TRAITEMENT NEURAL DES DYSMORPHOSES et des pathologies associées du squelette

Clinique Publié le 24 mars 2022

Lors d’une publication précédente sur la scoliose[1], nous avons évoqué le problème des différences de longueur de jambes ainsi que celui des déviations du genou (genu-varum et genu-valgum). Pour développer plus en détail ce sujet, nous présentons dans cet article une nouvelle perspective de traitement ostéopathique pour les dysmorphoses[2] du membre inférieur et les pathologies ostéo-articulaires associées.

Nos premières observations faites sur l’adulte et l’enfant ont tout d’abord montré une corrélation certaine entre l’état de tension des nerfs périphériques et la morphologie du squelette jambier.

Après plusieurs années de travail sur ce sujet, nous avons constaté que la normalisation des points clés du système nerveux périphériques pouvait influencer favorablement les souffrances articulaires du genou et de la cheville (chez l’adulte) et même la croissance des membres inférieurs (chez l’enfant).

Les résultats cliniques obtenus ont montré que le traitement ostéopathique des nerfs périphériques contribue de façon significative à corriger, au moins en partie, un certain nombre de déformations morphologiques des membres et, de ce fait, à soulager les souffrances articulaires qui en résultent.

 

[1] Voir Nouvelle approche de la scoliose, blog lmosteo

[2] Par dysmorphose, il faut entendre ici toute anomalie, même mineure, de la forme du squelette : inégalité de longueur des membres, torsions et déviations axiales des segments osseux avec déformation articulaires associées (varus, valgus, flexum, recurvatum).

 

Influence de l’innervation sur le développement et les qualités mécaniques de l’os

L'innervation neuronale de l'os est un sujet de recherche émergent, notamment en ce qui concerne le rôle des nerfs périphériques dans la régulation de l'homéostasie osseuse.

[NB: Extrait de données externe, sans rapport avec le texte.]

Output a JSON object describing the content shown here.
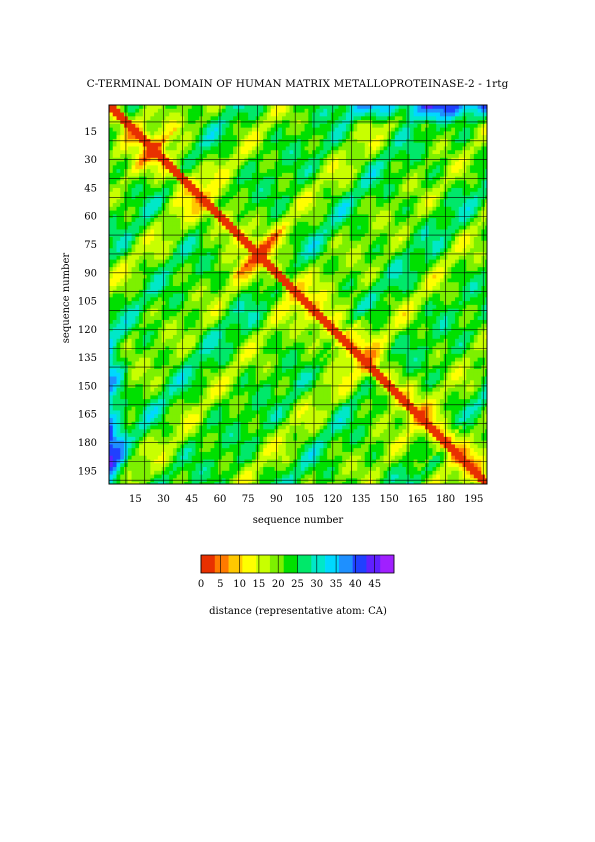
{
  "chart_data": {
    "type": "heatmap",
    "title": "C-TERMINAL DOMAIN OF HUMAN MATRIX METALLOPROTEINASE-2 - 1rtg",
    "xlabel": "sequence number",
    "ylabel": "sequence number",
    "x_ticks": [
      "15",
      "30",
      "45",
      "60",
      "75",
      "90",
      "105",
      "120",
      "135",
      "150",
      "165",
      "180",
      "195"
    ],
    "y_ticks": [
      "15",
      "30",
      "45",
      "60",
      "75",
      "90",
      "105",
      "120",
      "135",
      "150",
      "165",
      "180",
      "195"
    ],
    "xlim": [
      1,
      202
    ],
    "ylim": [
      1,
      202
    ],
    "grid": true,
    "diagonal": "distance 0 along the main diagonal",
    "notable_features": [
      {
        "description": "anti-diagonal red/yellow contacts",
        "near": [
          25,
          25
        ]
      },
      {
        "description": "anti-diagonal red/yellow contacts",
        "near": [
          80,
          80
        ]
      },
      {
        "description": "anti-diagonal red/yellow contacts",
        "near": [
          125,
          125
        ]
      },
      {
        "description": "anti-diagonal red/yellow contacts",
        "near": [
          180,
          180
        ]
      },
      {
        "description": "blue/purple high-distance region",
        "near": [
          1,
          190
        ]
      },
      {
        "description": "blue/purple high-distance region",
        "near": [
          1,
          130
        ]
      }
    ],
    "colorbar": {
      "label": "distance (representative atom: CA)",
      "ticks": [
        "0",
        "5",
        "10",
        "15",
        "20",
        "25",
        "30",
        "35",
        "40",
        "45"
      ],
      "range": [
        0,
        50
      ],
      "colors": [
        "#e83000",
        "#ff7a00",
        "#ffc800",
        "#ffff00",
        "#c8ff00",
        "#7df000",
        "#00e000",
        "#00e86a",
        "#00e8c8",
        "#00d8ff",
        "#1e90ff",
        "#2040ff",
        "#6020ff",
        "#a020ff"
      ]
    }
  }
}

En continuité avec les muscles et la peau, le squelette est innervé par le système nerveux périphérique (loi de Hilton[1]) Les fibres nerveuses sensitives et sympathiques du nerf périphérique pénètrent dans le périoste et dans l’os. Elles sont plus abondantes dans la métaphyse et la diaphyse des os longs, formant des réseaux parallèles très denses qui suivent les trabéculations osseuses[2].

Le nerf périphérique semble impliqué de manière critique dans le métabolisme osseux[3], avec différents facteurs comme les neurotrophines et les neuropeptides[4] qui modulent l’activité des ostéoclastes et des ostéoblastes.

Les os dénervés sont non seulement moins développés mais ils présentent aussi une moindre résistance aux contraintes et une plus grande déformabilité.

D’une certaine façon, l’état du nerf influence non seulement la croissance osseuse[5] mais aussi les qualités de la structure osseuse (densité et élasticité, résistance et résilience)[6].

 

[1] La loi de Hilton stipule que les nerfs périphériques qui innervent les muscles franchissant une articulation et agissant sur elle, innervent également cette même articulation (ainsi que la zone cutanée en regard).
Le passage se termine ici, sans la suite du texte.